It’s not very often we get inspired by a story about a prisoner.
But here we are talking about Thomas Kwok, former co-chairman of Sun Hung Kai Properties, who seems to always have a positive message up his sleeve.
Apparently, Kwok told his son Adam to read a book on how to face adversity called The Road to Character.
Kwok, 64, who was sentenced to prison before Christmas last year, along with former chief secretary Rafael Hui in one of Hong Kong’s most high-profile corruption cases, knows a thing or two about adversity.
At his appeal hearing Monday, he looked a little worse for wear with his pale white hair — not quite the same man who ran up the steps of his 108-story International Commerce Center in Tsim Sha Tsui in 30 minutes.
But now that he has been behind bars, he has had more time to read and ponder life and its meaning.
By all indications, the past year of incarceration has not diminished his sharpness.
He would have understood David Brooks, a Yale professor who describes himself in the New York Times best seller as being “born with a natural disposition towards shallowness”, better than anyone else.
The New Yorker calls the book “an account of Brooks’s efforts to find his way out of shallow punditry — or, as he put it, to ‘cultivate character’.”
There are two kinds of virtues, writes Brooks.
One is “resume virtues” that are valued in the contemporary marketplace. The other are aspects of characters such as humility, kindness or bravery.
It’s understandable that someone like Kwok would value the latter.
We can’t wait to get hold of the book.
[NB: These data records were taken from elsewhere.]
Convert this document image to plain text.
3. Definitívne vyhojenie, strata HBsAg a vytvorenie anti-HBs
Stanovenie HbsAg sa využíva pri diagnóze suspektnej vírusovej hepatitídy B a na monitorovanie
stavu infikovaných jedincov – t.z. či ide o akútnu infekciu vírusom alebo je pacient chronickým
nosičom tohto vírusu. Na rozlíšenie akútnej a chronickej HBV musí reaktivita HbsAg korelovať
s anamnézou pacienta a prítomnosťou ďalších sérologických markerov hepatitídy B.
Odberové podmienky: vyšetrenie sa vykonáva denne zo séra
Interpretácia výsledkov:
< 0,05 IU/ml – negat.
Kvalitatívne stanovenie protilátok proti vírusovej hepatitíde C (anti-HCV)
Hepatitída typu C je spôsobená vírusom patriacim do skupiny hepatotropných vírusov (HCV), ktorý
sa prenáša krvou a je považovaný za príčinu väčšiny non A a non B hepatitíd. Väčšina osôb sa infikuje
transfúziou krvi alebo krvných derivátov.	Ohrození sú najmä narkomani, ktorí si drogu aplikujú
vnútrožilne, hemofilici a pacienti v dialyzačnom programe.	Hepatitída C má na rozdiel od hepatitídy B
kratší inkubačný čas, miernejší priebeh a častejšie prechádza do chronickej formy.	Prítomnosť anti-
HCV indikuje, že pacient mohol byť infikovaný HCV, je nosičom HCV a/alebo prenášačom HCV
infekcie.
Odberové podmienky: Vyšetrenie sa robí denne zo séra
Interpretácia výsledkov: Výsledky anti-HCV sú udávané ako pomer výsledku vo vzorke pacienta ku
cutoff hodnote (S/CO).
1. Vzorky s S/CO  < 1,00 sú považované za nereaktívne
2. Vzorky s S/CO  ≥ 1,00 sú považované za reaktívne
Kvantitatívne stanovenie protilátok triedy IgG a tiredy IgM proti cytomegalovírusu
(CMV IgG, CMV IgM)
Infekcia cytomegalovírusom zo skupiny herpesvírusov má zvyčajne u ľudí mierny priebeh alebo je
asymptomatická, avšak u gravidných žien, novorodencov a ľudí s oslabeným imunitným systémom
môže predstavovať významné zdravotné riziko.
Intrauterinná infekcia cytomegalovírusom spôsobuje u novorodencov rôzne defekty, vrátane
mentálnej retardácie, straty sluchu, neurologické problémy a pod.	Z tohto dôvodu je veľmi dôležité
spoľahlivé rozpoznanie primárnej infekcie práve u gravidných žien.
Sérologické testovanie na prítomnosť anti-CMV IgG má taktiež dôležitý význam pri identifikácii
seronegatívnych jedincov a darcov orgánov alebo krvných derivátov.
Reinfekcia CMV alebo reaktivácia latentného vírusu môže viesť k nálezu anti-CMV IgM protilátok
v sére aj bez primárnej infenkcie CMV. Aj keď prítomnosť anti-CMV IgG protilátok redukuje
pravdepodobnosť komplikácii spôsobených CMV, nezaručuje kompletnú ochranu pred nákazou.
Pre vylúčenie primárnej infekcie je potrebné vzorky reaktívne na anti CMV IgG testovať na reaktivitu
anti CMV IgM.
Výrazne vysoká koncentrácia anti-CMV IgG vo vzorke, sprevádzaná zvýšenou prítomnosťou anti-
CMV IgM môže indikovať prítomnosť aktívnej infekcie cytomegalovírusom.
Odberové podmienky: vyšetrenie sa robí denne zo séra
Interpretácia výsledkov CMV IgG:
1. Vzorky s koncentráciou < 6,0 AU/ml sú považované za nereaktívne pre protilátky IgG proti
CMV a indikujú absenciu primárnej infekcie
Also, we can’t help thinking how it could be of some help to our two most important government officials.
Chief Secretary Carrie Lam quickly comes to mind.
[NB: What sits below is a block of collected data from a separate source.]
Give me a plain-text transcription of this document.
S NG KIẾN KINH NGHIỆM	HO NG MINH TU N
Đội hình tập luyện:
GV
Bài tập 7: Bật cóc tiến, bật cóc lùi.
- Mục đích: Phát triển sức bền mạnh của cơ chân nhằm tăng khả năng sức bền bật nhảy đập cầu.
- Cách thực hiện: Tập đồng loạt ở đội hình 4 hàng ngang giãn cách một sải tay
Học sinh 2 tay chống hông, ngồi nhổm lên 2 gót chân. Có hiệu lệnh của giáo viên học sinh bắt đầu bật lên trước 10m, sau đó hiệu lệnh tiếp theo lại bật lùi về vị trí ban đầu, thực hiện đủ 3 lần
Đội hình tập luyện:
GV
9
She had somehow memorized a biblical passage and suggested there would be a place reserved for her in heaven because the government’s efforts to help the poor are “righteous”.
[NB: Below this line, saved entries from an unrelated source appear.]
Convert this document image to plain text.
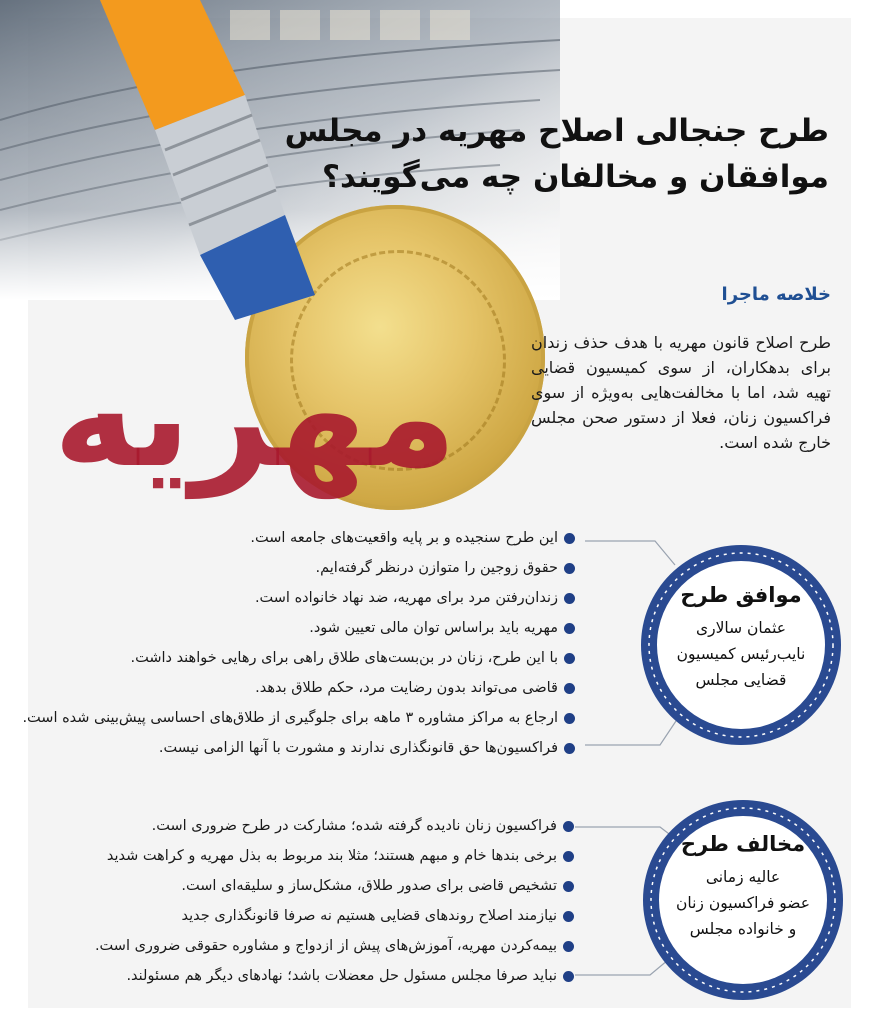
مهریه
طرح جنجالی اصلاح مهریه در مجلس
موافقان و مخالفان چه می‌گویند؟
خلاصه ماجرا
طرح اصلاح قانون مهریه با هدف حذف زندان برای بدهکاران، از سوی کمیسیون قضایی تهیه شد، اما با مخالفت‌هایی به‌ویژه از سوی فراکسیون زنان، فعلا از دستور صحن مجلس خارج شده است.
این طرح سنجیده و بر پایه واقعیت‌های جامعه است.
حقوق زوجین را متوازن درنظر گرفته‌ایم.
زندان‌رفتن مرد برای مهریه، ضد نهاد خانواده است.
مهریه باید براساس توان مالی تعیین شود.
با این طرح، زنان در بن‌بست‌های طلاق راهی برای رهایی خواهند داشت.
قاضی می‌تواند بدون رضایت مرد، حکم طلاق بدهد.
ارجاع به مراکز مشاوره ۳ ماهه برای جلوگیری از طلاق‌های احساسی پیش‌بینی شده است.
فراکسیون‌ها حق قانونگذاری ندارند و مشورت با آنها الزامی نیست.
موافق طرح
عثمان سالاری
نایب‌رئیس کمیسیون
قضایی مجلس
فراکسیون زنان نادیده گرفته شده؛ مشارکت در طرح ضروری است.
برخی بندها خام و مبهم هستند؛ مثلا بند مربوط به بذل مهریه و کراهت شدید
تشخیص قاضی برای صدور طلاق، مشکل‌ساز و سلیقه‌ای است.
نیازمند اصلاح روندهای قضایی هستیم نه صرفا قانونگذاری جدید
بیمه‌کردن مهریه، آموزش‌های پیش از ازدواج و مشاوره حقوقی ضروری است.
نباید صرفا مجلس مسئول حل معضلات باشد؛ نهادهای دیگر هم مسئولند.
مخالف طرح
عالیه زمانی
عضو فراکسیون زنان
و خانواده مجلس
Two weeks ago, she told her staff to “safeguard the government’s dignity” and not to accept humiliation such as a request to drink contaminated water from a resident who wanted to put the lie to government assertions that tap water in his estate was safe.
“One can be brave if he or she does not require anything,” Lam was famously quoted as saying.
Many people took her spiritual and high-sounding statement as a career ender, although she has repeatedly said she would step down in 2017.
In another out-of-character moment, she asked the public not to forget the achievements of Donald Tsang, her former boss, on the day he was formally charged with corruption.
Then there’s Leung Chun-yin who is struggling to connect with his constituents.
He put in a Halloween appearance in Ocean Park which was widely reported in the news.
And on Facebook, he likes to post flowers from Government House.
But with his extraordinary adversity quotient, he has a lot of puttering to do in his own backyard other than gardening.